Oltre ad una maggiore attività di controllo da parte delle forze dell’ordine che già svolgono in modo encomiabile il loro compito, è necessaria quella che i vescovi, in questo documento del ’91, chiamavano una “mobilitazione delle coscienze”. Ciò esige nuove forme di partecipazione, evitando la delega facile, o il compromesso spicciolo, rivitalizzando il senso di cittadinanza. La partecipazione da un lato evita che le regole siano soltanto subite, dall’altro genera fiducia. Ci vuole una nuova cultura della norma che riesca a far vedere che dietro le regole ci sono valori.
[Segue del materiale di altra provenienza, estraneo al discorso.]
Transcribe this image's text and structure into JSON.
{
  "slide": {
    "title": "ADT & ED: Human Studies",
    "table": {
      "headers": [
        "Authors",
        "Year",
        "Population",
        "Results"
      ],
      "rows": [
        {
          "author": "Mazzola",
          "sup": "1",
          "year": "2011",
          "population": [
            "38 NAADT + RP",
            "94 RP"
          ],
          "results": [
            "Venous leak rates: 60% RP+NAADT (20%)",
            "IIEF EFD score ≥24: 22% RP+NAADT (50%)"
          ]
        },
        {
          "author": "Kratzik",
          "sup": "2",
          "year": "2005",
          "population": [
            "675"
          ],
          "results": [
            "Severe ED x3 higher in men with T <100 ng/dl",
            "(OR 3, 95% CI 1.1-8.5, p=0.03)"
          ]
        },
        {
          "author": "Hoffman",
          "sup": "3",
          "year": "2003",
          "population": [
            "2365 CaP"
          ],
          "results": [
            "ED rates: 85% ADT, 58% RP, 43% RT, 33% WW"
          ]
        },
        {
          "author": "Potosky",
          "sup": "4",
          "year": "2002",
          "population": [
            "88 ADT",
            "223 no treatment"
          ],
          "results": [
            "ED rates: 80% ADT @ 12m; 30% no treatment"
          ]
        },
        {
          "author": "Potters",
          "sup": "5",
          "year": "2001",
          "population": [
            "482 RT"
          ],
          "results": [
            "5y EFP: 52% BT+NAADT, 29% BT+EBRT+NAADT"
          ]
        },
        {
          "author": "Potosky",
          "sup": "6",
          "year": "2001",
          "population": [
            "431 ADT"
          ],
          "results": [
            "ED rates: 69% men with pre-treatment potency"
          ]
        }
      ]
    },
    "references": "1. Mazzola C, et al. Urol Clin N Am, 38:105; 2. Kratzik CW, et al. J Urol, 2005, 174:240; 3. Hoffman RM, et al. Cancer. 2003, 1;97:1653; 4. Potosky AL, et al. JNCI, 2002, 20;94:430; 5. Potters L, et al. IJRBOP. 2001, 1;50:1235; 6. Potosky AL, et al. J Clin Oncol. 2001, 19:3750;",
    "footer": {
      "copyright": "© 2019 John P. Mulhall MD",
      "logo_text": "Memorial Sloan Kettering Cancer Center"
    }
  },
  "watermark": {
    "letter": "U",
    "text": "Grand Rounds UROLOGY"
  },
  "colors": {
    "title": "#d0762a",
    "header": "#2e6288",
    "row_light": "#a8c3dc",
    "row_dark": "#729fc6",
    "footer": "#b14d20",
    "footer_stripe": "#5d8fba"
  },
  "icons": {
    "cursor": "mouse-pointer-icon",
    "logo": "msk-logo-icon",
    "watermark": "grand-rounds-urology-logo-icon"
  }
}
Insomma non ci può essere legalità senza una nuova eticità che vada ad investire le microrelazioni e le macrorelazioni. Ci vuole una nova etica sociale per una rifondazione del senso della legalità.
In altri termini dobbiamo riprenderci la città, consapevoli che la città ha il volto di chi la abita, riceve forma dal lavoro di chi vi opera, prende respiro dai sentimenti di chi l’attraversa, si nutre del calore che proviene dai focolari familiari che la costellano.
Ha il ritmo della danza dei giovani che la animano, i colori del festoso chiasso dei bambini che vi giocano per strada, ha la calma e la quiete di tanti anziani che, con il loro andare lenti, ci insegnano a usare il tempo con saggezza e sobrietà.
Come il grembo delle madri ci ha partoriti, così la città è il grembo politico che ci custodisce, ci accompagna, dopo la nascita biologica, verso la seconda nascita: quella sociale. Chi non si occupa della città è come se fosse rimasto alla sola nascita biologica, e non ancora ha vissuto la nascita sociale. E’ come se non fosse mai nato. E’ come se dovesse ancora nascere. Come diceva già Pericle, nel suo elogio alla democrazia, riportato da Tucidite, chi non si occupa delle cose della città non va considerato innocuo, ma inutile.

Vivere la legalità è possibile solo se ognuno di noi riscopre questo amore alla propria città, se ci rendiamo conto del cordone ombelicale che ci unisce ad essa come ad una nostra seconda madre, e che, tramite essa, ci unisce l’uno all’altro. La città è di ciascuno e di tutti: è di tutti perché è di ognuno, ed è di ognuno perché è di tutti. Non c’è spazio per la delega, per la apatia, per la indifferenza. Questi atteggiamenti rischiano di lasciarla nella mani dei potenti di turno che finiscono per deturparla e per portacela via. Essa invece è nelle nostre mani. Ci appartiene, e noi apparteniamo ad essa. Per questo a ciascuno, a modo suo, è affidato un pezzo di città, ed essa sarà ciò che tutti avranno deciso debba essere. E’ come se ognuno si portasse dentro un pezzo della sua città, come essa ci porta dentro di lei.

Infatti, la città nasce dentro di noi, e anche se si concretizza fuori di noi, alla fine si compirà solo dentro ciascuno di noi, solo tramite ciò che di suo ciascuno ci avrà messo dentro.